You can take it to a consignment shop or some of the knit/sewing shops that sell used machines.


----------



## Nina (Jan 23, 2011)

avatrgirl I sent you a pm Nina


----------



## Ask4j (May 21, 2011)

How much??? You have an audiance right here at KP--try posting in the classifieds.


----------



## av8trgirl (Jun 13, 2014)

Thank you for that explanation of Ebay fees.

Well worth reading

Sebrina


----------



## av8trgirl (Jun 13, 2014)

Wow, good idea

I've had an overwhelming (Yaaay) amount of response here!


----------



## av8trgirl (Jun 13, 2014)

Thank you all for the suggestions! This topic is now closed

Sebrina


----------



## no1paperlady (Oct 7, 2012)

Did you get your machines sold? How far are you from Phenix City? How much you asking for them


----------



## KateWood (Apr 30, 2011)

I think this topic is now closed and that she's had an overwhelming response on this site means it's sold. We'll see


----------



## ibetya (Jan 24, 2014)

If your selling on ebay keep in mind that ebay will take 10% of the cost you sell it for and 10% of shipping as well


----------



## KateWood (Apr 30, 2011)

ibetya said:


> If your selling on ebay keep in mind that ebay will take 10% of the cost you sell it for and 10% of shipping as well


I thought it was 13 or 15% of selling and shipping costs.


----------



## ibetya (Jan 24, 2014)

No it's only 10% on both. And they didn't even charge me for the pics that I put up. What makes me mad is that I was surprised they took the 10% off of the shipping. When the shipping has nothing to do with what you sell on ebay. So if your going to put something up on ebay, your be to put what you want for the item, add the shipping and sell it all inclusive. I notice a lot of sellers are doing that.

Hope this helps

thanks


----------



## Ask4j (May 21, 2011)

ibetya said:


> No it's only 10% on both. And they didn't even charge me for the pics that I put up. What makes me mad is that I was surprised they took the 10% off of the shipping.

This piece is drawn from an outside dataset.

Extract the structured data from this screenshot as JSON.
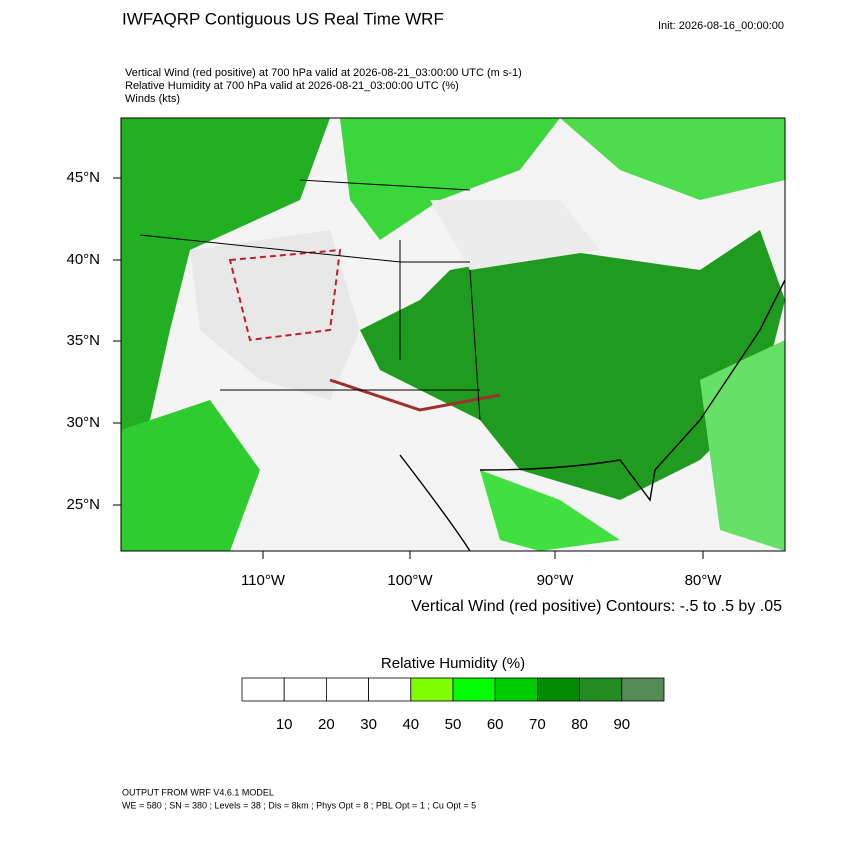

When the shipping has nothing to do with what you sell on ebay. So if your going to put something up on ebay, your be to put what you want for the item, add the shipping and sell it all inclusive. I notice a lot of sellers are doing that.
> 
> Hope this helps
> 
> thanks


That is sad that they now take a % of shipping, however, a few, just a few sellers, who sell in great quantity made their shipping so high and the product very cheap to avoid paying selling fees--always someone spoils the game by cheating. I personally will not buy from any vendor on the internet that charges outrages shipping costs. Shipping is high enough, it is a necessity but why make a profit on shipping? Big stores on line get special rates for shipping and many times make it "free" but those that pad shipping with "handling" charges are not on my list. I think if I had to charge for packing materials, I would list it as a separate charge. In the past I never charged for packaging because of USPS boxes and I lived in an apartment building where I could dumpster dive the recycle bin for bubble wrap and any other things I needed.


----------



## kayknitty (Nov 18, 2014)

Do you still have bulky knitting machine for sale?


----------



## av8trgirl (Jun 13, 2014)

Glad to report both knitting machines are sold.

Thank you for the help.

Sebrina


----------